Erbium occupies a unique niche within the rare earth supply chain: it is the only rare earth element with a non-substitutable role in global telecommunications infrastructure. The erbium-doped fiber amplifier (EDFA), commercialized in the early 1990s, exploits the Er³⁺ ion's gain spectrum at 1530–1565 nm — precisely matching the minimum-loss transmission window of silica optical fiber. Every long-haul optical fiber network in operation today depends on EDFAs to regenerate signal strength over transoceanic and transcontinental distances. Unlike neodymium or dysprosium, whose clean-energy applications face ongoing substitution research, no commercially viable alternative exists for C-band erbium fiber amplification in installed long-haul infrastructure. This single physical property makes erbium strategically important to communications and data infrastructure in a way that transcends its modest production volume.

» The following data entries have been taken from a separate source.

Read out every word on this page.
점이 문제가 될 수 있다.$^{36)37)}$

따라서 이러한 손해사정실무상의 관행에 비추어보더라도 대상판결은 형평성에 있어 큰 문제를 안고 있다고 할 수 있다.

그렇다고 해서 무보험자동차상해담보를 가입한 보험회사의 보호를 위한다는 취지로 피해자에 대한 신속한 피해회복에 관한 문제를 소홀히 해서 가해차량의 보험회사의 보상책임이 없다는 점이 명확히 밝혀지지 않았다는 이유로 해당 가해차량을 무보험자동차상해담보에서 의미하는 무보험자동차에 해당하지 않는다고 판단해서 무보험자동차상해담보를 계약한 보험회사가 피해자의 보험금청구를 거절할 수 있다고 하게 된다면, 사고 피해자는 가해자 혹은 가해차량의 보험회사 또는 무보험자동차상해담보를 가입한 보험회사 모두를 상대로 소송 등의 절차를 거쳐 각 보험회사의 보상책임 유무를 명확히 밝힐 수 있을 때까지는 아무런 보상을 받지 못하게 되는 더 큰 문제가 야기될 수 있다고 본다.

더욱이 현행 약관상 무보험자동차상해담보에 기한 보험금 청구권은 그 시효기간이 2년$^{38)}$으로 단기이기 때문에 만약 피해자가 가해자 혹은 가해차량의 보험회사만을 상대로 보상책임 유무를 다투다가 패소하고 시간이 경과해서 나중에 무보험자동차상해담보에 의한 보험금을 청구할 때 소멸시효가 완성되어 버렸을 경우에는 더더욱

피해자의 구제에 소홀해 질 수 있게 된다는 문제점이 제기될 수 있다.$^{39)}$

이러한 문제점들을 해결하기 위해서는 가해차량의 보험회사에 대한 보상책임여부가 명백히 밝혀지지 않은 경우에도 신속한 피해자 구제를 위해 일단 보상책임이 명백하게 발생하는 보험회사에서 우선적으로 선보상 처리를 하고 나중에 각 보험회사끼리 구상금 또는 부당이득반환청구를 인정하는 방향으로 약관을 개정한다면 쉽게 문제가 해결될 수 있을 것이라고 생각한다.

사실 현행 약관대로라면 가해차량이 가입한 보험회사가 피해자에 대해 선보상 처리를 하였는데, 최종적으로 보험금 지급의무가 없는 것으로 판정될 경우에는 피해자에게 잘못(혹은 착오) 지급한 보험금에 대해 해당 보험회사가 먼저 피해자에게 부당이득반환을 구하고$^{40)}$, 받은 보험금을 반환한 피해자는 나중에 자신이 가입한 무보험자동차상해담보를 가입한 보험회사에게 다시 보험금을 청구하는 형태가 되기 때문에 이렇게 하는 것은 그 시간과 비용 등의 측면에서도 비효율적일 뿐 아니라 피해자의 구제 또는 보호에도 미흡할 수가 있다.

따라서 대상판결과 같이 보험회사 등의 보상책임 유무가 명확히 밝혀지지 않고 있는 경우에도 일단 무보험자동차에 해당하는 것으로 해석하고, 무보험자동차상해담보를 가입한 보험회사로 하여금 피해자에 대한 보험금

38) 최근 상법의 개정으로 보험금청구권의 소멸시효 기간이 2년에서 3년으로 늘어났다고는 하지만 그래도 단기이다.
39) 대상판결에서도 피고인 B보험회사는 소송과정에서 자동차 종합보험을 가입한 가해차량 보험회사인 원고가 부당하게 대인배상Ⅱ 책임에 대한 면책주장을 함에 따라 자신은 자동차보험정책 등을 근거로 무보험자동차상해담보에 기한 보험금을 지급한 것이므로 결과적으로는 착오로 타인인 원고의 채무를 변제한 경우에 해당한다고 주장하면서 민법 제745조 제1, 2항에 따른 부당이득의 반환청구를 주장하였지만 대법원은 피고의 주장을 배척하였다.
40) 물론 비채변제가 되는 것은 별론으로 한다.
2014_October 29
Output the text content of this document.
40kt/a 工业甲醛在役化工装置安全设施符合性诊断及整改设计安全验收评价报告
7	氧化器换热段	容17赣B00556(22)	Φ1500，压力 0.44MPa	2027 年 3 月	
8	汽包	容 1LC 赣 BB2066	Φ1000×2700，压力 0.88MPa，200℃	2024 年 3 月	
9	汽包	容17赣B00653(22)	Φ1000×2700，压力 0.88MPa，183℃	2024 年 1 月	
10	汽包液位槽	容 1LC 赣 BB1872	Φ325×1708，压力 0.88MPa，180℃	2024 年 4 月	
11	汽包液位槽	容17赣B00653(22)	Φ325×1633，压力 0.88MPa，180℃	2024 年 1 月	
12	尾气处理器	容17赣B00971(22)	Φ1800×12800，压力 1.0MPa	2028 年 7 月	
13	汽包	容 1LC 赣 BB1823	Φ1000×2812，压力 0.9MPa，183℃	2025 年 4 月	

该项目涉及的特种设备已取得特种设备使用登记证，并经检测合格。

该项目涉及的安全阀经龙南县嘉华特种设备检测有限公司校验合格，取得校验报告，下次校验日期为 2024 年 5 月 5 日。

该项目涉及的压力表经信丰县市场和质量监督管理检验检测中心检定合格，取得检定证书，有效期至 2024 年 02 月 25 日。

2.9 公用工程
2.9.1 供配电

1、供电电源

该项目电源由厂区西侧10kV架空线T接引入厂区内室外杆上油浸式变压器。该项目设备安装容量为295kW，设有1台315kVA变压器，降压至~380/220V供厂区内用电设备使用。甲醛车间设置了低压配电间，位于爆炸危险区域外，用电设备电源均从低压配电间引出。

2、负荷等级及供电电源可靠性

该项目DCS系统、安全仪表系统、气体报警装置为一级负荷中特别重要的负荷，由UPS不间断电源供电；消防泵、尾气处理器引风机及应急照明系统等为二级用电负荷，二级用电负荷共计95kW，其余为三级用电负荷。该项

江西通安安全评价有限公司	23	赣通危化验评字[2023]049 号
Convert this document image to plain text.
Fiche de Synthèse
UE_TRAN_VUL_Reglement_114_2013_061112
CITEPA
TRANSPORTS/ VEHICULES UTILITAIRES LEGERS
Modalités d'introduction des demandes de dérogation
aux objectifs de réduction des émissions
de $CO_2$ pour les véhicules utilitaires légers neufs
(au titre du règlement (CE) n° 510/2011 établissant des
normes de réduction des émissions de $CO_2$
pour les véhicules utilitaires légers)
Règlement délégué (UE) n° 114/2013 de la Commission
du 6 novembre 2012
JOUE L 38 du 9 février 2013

Erbium is a heavy rare earth element (HREE), and like Dy, Tb, and Gd, its supply is disproportionately concentrated in China's ion adsorption clay (IAC) deposits in Jiangxi, Fujian, and Guangdong provinces, which contain ~1–2% Er₂O₃ — well above the global basket average of ~0.5% applied to USGS aggregate REO data. At that basket share, world 2024 erbium production is estimated at ~1,950 t Er₂O₃ derived from 390,000 t world REO production reported by USGS MCS 2025, though actual production may differ given deposit-type concentration effects. USGS does not disaggregate REE production or reserves by individual element. Burma (Myanmar), a meaningful HREE source via its own IAC deposits, saw production fall 28% in 2024, tightening global HREE supply, while Thailand's 261% YoY growth partially offset this decline. Mountain Pass bastnaesite, the dominant US REE source, is LREE-dominant and contributes minimally to actual Er supply despite representing 11.5% of world REO tonnage by USGS accounting.
Erbium was not among the seven heavy rare earth elements directly named in China's April 2025 export controls (Sm, Gd, Tb, Dy, Lu, Sc, Y), suggesting somewhat lower near-term supply disruption risk than the directly targeted HREEs. Nevertheless, Er's supply chain remains overwhelmingly Chinese: China controls both the dominant IAC ore base and the downstream high-purity Er₂O₃ separation capacity required for fiber optic and laser applications. As global fiber bandwidth requirements grow with artificial intelligence infrastructure build-out, 5G densification, and hyperscale data center expansion, demand for erbium is structurally supported. The gap between the strategic importance of EDFAs and the near-absence of non-Chinese Er separation capacity represents a quiet but consequential supply-chain vulnerability in communications infrastructure.